Implementing k-fold cross-validation

Let's take examples of a diamond dataset to understand the implementation of k-fold cross-validation.

For performing k-fold cross-validation in scikit-learn, we first have to import the libraries that we will use. The following code snippet shows the code used for importing the libraries:

import numpy as np
import matplotlib.pyplot as plt
import pandas as pd
%matplotlib inline

The second step is to prepare the dataset for the diamond dataset that we will use in this example. The following shows the code used to prepare data for this dataset:

# importing data
data_path= '../data/diamonds.csv'
diamonds = pd.read_csv(data_path)
diamonds = pd.concat([diamonds, pd.get_dummies(diamonds['cut'], prefix='cut', drop_first=True)],axis=1)
diamonds = pd.concat([diamonds, pd.get_dummies(diamonds['color'], prefix='color', drop_first=True)],axis=1)
diamonds = pd.concat([diamonds, pd.get_dummies(diamonds['clarity'], prefix='clarity', drop_first=True)],axis=1)
diamonds.drop(['cut','color','clarity'], axis=1, inplace=True)

After preparing the data, we will create the objects used for modeling. The following shows the code used to create the objects for modeling:

from sklearn.preprocessing import RobustScaler
target_name = 'price'
robust_scaler = RobustScaler()
X = diamonds.drop('price', axis=1)
X = robust_scaler.fit_transform(X)
y = diamonds[target_name]
# Notice that we are not doing train-test split
#X_train, X_test, y_train, y_test = train_test_split(X, y, test_size=0.2, random_state=55)

This is the same cell that we used in Chapter 1, Ensemble Methods for Regression and Classification. The difference here is that we are not using the train_test_split function. Here, we are producing the X matrix, which contains all the features and also has our target feature. So we have our X matrix and our y vector.

For training the model, we will instantiate our RandomForestRegressor function, which we found was the best model in Chapter 1 , Ensemble Methods for Regression and Classification, for this dataset. The following shows the code used to instantiate the RandomForestRegressor function:

from sklearn.ensemble import RandomForestRegressor
RF = RandomForestRegressor(n_estimators=50, max_depth=16, random_state=123, n_jobs=-1)

To perform k-fold cross-validation, we import the cross_validate function from the model_selection module in scikit-learn. The following shows the code used to import the cross_validate function:

# this will work from sklearn version 0.19, if you get an error 
# make sure you upgrade: $conda upgrade scikit-learn
from sklearn.model_selection import cross_validate

This cross_validate function works as follows:

We provide the estimator, which will be the RandomForestRegressor function. The following shows the code used to apply the RandomForestRegressor function:

 scores = cross_validate(estimator=RF,X=X,y=y,
 scoring=['mean_squared_error','r2'],
 cv=10, n_jobs=-1)

Here, we pass the X object and the y object.
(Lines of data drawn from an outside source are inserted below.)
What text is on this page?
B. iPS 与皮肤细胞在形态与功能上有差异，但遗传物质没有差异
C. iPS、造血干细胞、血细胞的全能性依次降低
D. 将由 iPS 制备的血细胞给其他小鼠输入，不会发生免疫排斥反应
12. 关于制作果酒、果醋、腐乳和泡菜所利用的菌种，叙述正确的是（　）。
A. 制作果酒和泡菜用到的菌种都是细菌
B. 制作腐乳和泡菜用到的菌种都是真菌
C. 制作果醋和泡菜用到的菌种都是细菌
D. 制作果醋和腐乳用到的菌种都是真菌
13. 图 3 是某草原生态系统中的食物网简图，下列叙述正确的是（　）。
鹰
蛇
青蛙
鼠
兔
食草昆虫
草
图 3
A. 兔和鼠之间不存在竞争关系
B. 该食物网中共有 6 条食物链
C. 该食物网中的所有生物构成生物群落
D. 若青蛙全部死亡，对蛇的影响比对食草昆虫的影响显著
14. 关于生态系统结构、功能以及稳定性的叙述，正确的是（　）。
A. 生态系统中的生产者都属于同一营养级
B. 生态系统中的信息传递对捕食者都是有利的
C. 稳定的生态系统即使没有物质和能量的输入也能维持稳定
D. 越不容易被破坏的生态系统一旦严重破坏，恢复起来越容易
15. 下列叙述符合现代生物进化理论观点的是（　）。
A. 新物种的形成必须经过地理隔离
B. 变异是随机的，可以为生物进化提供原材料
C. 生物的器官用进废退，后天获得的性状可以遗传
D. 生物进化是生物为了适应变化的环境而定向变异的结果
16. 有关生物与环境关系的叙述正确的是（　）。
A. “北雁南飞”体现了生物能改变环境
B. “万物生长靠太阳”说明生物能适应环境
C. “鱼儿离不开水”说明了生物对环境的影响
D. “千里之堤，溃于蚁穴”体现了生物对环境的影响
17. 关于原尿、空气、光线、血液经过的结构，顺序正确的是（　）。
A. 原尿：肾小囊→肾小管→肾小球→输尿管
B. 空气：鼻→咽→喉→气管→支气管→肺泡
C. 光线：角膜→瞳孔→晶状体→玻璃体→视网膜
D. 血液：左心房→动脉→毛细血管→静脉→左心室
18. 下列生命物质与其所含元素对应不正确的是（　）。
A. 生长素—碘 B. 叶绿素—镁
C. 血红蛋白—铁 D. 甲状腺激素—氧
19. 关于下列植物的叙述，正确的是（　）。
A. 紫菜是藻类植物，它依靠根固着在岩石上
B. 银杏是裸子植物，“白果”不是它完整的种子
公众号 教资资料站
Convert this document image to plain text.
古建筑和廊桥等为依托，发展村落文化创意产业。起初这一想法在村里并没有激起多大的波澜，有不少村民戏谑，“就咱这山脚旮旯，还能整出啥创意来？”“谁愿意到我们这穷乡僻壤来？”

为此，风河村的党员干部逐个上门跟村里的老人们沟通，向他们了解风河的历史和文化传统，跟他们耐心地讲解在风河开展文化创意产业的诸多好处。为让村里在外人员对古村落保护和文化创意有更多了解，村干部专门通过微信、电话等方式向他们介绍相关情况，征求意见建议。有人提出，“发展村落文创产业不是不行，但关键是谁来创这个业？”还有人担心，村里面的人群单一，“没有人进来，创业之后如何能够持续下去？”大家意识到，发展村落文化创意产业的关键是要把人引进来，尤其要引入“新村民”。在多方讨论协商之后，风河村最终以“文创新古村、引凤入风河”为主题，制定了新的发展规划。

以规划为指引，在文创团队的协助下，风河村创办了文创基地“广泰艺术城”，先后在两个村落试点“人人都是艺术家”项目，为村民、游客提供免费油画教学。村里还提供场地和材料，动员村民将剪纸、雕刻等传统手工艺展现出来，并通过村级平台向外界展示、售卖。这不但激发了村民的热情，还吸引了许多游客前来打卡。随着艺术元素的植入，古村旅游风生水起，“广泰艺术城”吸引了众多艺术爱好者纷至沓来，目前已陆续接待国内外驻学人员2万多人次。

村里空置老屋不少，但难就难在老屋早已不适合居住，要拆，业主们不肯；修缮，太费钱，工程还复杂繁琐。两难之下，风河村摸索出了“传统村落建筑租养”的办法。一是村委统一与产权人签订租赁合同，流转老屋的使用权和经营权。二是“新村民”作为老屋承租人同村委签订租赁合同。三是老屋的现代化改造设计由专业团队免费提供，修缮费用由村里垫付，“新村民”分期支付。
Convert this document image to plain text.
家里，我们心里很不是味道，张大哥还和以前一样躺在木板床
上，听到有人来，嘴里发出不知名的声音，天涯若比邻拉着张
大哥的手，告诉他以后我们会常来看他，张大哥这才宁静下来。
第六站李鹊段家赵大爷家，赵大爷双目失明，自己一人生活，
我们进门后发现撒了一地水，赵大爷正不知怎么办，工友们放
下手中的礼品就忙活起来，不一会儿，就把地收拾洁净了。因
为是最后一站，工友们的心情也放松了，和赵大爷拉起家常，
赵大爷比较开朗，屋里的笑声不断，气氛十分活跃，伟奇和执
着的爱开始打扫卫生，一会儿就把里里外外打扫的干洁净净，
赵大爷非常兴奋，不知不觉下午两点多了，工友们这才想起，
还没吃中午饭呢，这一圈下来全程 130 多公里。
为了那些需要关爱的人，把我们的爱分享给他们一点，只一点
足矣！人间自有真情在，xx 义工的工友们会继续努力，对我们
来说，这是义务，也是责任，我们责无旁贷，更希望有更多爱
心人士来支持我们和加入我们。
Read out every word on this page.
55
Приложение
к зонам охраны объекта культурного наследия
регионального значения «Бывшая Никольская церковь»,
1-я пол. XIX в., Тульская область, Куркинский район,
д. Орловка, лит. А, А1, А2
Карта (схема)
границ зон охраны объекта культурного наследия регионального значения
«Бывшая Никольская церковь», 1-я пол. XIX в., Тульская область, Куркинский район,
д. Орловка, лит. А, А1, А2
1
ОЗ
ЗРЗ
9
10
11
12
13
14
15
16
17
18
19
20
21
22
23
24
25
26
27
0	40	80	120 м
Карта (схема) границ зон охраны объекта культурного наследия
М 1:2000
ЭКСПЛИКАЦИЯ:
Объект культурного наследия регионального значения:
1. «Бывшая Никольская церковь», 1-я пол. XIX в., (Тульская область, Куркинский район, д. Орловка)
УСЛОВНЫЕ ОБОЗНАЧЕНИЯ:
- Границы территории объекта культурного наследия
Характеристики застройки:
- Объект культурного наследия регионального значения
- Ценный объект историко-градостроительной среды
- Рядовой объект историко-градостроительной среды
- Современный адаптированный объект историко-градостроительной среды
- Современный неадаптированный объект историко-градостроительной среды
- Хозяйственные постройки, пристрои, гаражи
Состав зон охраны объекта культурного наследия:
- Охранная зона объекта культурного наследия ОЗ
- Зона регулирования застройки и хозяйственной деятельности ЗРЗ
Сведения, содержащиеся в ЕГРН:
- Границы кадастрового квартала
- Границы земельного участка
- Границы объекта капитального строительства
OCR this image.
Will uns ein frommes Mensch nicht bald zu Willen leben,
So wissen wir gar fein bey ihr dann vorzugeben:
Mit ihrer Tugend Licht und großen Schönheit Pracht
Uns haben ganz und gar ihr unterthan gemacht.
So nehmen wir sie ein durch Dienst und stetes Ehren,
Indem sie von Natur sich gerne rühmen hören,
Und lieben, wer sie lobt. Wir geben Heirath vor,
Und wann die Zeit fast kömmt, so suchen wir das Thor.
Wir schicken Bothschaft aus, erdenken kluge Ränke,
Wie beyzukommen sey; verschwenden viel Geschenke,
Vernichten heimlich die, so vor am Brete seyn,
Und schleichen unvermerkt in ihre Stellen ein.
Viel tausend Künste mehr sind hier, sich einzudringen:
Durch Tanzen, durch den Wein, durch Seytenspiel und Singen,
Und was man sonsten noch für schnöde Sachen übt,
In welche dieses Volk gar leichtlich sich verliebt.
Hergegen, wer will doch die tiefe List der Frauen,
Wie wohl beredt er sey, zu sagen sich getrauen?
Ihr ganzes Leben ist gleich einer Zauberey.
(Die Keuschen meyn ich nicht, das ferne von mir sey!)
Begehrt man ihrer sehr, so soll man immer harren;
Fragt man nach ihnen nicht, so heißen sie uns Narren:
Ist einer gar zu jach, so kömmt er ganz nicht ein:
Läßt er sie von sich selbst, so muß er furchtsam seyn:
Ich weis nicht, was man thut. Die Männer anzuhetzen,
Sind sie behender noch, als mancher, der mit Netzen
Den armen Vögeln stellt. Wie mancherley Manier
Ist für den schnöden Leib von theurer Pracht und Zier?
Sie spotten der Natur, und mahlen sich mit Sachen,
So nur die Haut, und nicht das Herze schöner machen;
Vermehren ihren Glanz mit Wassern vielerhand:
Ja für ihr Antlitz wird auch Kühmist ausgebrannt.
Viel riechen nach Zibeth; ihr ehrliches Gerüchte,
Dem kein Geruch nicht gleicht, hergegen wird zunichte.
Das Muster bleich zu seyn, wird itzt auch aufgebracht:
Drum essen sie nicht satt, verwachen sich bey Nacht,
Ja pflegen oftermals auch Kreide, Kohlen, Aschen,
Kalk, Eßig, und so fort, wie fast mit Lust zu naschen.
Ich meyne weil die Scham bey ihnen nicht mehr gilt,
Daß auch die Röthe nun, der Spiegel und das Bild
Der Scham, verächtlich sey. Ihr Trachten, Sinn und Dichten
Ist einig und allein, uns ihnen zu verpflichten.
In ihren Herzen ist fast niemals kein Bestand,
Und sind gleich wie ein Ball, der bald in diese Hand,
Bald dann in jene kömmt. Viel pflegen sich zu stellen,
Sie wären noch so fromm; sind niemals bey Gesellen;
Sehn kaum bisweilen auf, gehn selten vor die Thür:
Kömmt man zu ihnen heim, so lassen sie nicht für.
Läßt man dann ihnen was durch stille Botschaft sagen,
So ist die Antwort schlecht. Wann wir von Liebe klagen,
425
We provide a set of metrics that we want to evaluate for this model and for this dataset. In this case, evaluation is done using the mean_squared_error function and the r2 metrics, as shown in the preceding code. Here, we pass the value of k in cv. So, in this case, we will do tenfold cross-validation.

The output that we get from this cross_validate function will be a dictionary with the corresponding matrix. For better understanding, the output is converted into a dataframe. The following screenshot shows the code use to visualize the scores in the dataframe and the dataframe output:

Here, we apply test_mean_squared_error and test_r2, which were the two metrics that we wanted to evaluate. After evaluating, we get the train_mean_squared_error value and the test_r2 set. So, we are interested in the testing metrics.

To get a better assessment of the performance of a model, we will take an average (mean) of all of the individual measurements.

The following shows the code for getting the Mean test MSE and Mean test R-squared values and output showing their values:

print("Mean test MSE:", round(scores['test_mean_squared_error'].mean()))
print("Mean test R-squared:", scores['test_r2'].mean())

So here, on averaging, we see that the mean of the test MSE is the value that we have here and an average of the other metric, which was the R-squared evaluation metrics.